Suara.com - PT Regio Aviasi Industri (RAI) menyatakan saat ini mengembangkan Pesawat Turboprop R-80 yang nantinya setelah diproduksi dapat dikembangkan untuk keperluan lainnya, salah satunya pesawat patroli maritim.
Direktur Utama PT RAI Agung Nugroho di Jakarta, Jumat (23/2/2018), mengatakan saat ini perusahaan mengembangkan Pesawat R80 berpenumpang 80 orang sebagai angkutan udara komersial, namun tidak menutup kemungkinan dapat dirancang untuk misi lain, seperti untuk patroli oleh TNI Angkatan Udara.
"Pesawat penumpang yang bisa menjadi 'platform' (dasar) untuk beberapa misi, bisa bikin full penumpang, full kargo, setengah penumpang dan setengah kargo, bisa sebagai maritim patrol untuk patroli udara, jadi 'submarrine killer'," kata Agung.

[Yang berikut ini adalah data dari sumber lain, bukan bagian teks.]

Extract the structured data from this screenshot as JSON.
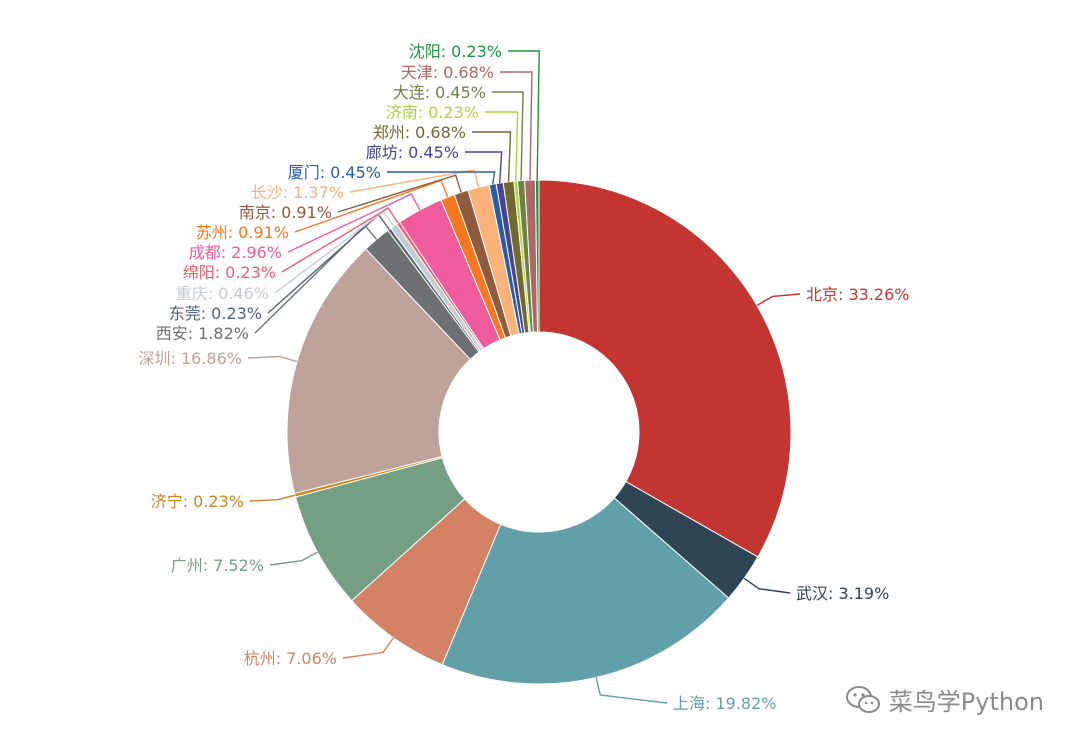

Agung menyebutkan saat ini RAI sudah menyelesaikan desain konseptual yang menjadi dasar untuk pengerjaan selanjutnya yang lebih rinci.
Menurut dia, desain konsep yang dibuat harus terdefinisi dari segi ketangguhan pesawat hingga kisaran harga dan "maintenance" pesawat.
RAI sudah menyelesaikan fase pertama, yaitu Preliminary Design & feasibility pada 2016 dan sudah mendapatkan order sebanyak 155 pesawat.
Pemesanan pesawat berpenumpang 80 orang tersebut terdiri atas NAM Air sebanyak 100 unit; Kalstar 25 unit, Trigana Air 20 unit dan Aviastar 10 unit. Harga per unit pesawat sebesar 25 juta dolar AS.
Saat ini RAI mengerjakan fase kedua, yaitu Full Scale Development yang direncanakan selesai 2025, di mana 2022 akan dilakukan terbang perdana. Kemudian pada fase ketiga, yaitu Serial Production akan dimulai tahun 2025, dimana RAI akan mulai menyerahkan pesawat untuk pelanggan.
Sementara itu, Komisaris PT RAI Ilham Habibie mengatakan keunggulan R80 yang menggunakan baling-baling ini lebih hemat dari segi penggunaan bahan bakar sekitar 10-20 persen daripada pesawat jet.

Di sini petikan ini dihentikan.